India may be faster in AI adoption than the US in 10 years: Zoho's Sridhar Vembu
Like how UPI became mass-scale in India, AI could also be the same, Zoho Corporation Co-founder and Chief Scientist, Sridhar Vembu said while speaking at the AI Impact Summit.
India may be faster in AI adoption than America in ten years, with its youthful, more optimistic population embracing the new wave of technology, Zoho Corporation Co-founder and Chief Scientist, Sridhar Vembu, said on Wednesday.
Like how UPI became mass-scale in India, AI could also be the same, Vembu said while speaking at the AI Impact Summit.
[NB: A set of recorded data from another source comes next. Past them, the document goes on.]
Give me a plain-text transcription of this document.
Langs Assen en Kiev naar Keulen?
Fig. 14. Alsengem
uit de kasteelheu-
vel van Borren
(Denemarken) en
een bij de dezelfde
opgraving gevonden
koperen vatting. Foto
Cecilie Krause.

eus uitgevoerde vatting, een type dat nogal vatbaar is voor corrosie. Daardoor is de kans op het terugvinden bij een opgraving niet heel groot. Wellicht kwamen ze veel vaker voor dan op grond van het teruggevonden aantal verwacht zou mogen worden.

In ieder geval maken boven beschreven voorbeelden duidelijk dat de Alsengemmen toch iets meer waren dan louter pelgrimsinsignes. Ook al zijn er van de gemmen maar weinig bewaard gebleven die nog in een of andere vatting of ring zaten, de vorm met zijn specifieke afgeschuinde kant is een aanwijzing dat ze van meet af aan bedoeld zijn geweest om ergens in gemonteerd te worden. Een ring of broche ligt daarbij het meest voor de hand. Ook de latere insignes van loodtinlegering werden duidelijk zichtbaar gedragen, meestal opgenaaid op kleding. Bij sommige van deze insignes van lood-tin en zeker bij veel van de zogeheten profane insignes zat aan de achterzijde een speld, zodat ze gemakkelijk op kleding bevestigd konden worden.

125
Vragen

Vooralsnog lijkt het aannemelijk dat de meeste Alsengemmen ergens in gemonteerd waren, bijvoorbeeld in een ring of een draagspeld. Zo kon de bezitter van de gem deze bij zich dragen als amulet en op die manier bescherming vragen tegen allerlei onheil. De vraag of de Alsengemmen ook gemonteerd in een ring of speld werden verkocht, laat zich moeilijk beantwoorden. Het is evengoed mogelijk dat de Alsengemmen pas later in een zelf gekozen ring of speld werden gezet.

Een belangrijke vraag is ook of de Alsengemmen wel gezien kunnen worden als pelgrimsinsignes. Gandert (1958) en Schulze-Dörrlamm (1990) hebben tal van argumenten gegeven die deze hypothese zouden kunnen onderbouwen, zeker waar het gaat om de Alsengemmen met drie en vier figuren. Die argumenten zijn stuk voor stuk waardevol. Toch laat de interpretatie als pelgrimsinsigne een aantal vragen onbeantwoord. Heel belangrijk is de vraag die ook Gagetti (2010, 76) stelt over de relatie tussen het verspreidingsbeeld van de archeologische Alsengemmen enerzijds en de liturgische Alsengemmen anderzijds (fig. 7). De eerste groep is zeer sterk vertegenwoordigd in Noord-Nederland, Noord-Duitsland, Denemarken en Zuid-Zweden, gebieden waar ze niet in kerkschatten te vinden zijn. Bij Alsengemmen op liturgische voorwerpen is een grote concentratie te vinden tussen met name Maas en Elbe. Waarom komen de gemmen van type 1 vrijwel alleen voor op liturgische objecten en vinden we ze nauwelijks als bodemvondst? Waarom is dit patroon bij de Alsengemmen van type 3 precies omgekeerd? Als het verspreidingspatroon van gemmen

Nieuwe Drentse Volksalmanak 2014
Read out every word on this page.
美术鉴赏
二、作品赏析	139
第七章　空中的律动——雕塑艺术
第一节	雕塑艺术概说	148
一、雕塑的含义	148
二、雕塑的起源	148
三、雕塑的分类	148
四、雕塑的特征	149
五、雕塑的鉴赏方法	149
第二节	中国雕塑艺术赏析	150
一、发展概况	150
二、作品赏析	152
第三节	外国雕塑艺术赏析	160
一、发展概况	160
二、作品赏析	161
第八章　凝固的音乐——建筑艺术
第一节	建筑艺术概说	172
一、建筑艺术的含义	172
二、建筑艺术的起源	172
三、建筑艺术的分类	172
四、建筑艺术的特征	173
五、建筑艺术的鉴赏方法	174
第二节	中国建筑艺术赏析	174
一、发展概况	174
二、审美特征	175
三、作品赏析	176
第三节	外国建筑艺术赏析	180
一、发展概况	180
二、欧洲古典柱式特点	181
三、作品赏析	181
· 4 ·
Citing the example of fibre optics, he said back in the 2000s American venture capitalists sold many "10s of billions (of dollars) into telecom companies, particularly fibre optics" and it is "everywhere in India" but not so in America.
"...in 10 years...India might be faster in terms of AI adoption than even America," Vembu said.
He further said the reason is that "we have a very youthful, optimistic population. We don't have a population that is very sceptical...which is a blessing."
Unlike the "unwilling crowd", he said, in India, the openness to accept and embrace AI is much higher.
For the country to be ahead in AI, Vembu asked the young entrepreneurs and start-ups to "optimistically experiment" and keep learning from the challenges.
Vembu has been a vocal advocate of building deep technology capabilities from India, including investments in rural development initiatives and distributed engineering teams across smaller towns. Zoho’s own AI initiatives—embedded across its business software suite—reflect a broader push by Indian SaaS companies to integrate generative and contextual AI into customer relationship management, finance, HR and collaboration tools.
India’s demographic profile strengthens the argument for faster AI diffusion. With a median age under 30 and one of the world’s largest internet user bases, the country has repeatedly demonstrated an ability to leapfrog legacy systems. The rapid adoption of the Unified Payments Interface is often cited as an example of how digital public infrastructure, smartphone penetration and low-cost data combined to drive mass behavioural change in a short period.
As enterprises and startups experiment with AI-driven automation, vernacular language models and cost-efficient service delivery, India’s relatively lower legacy IT burden compared to developed economies could enable quicker integration of AI into new workflows.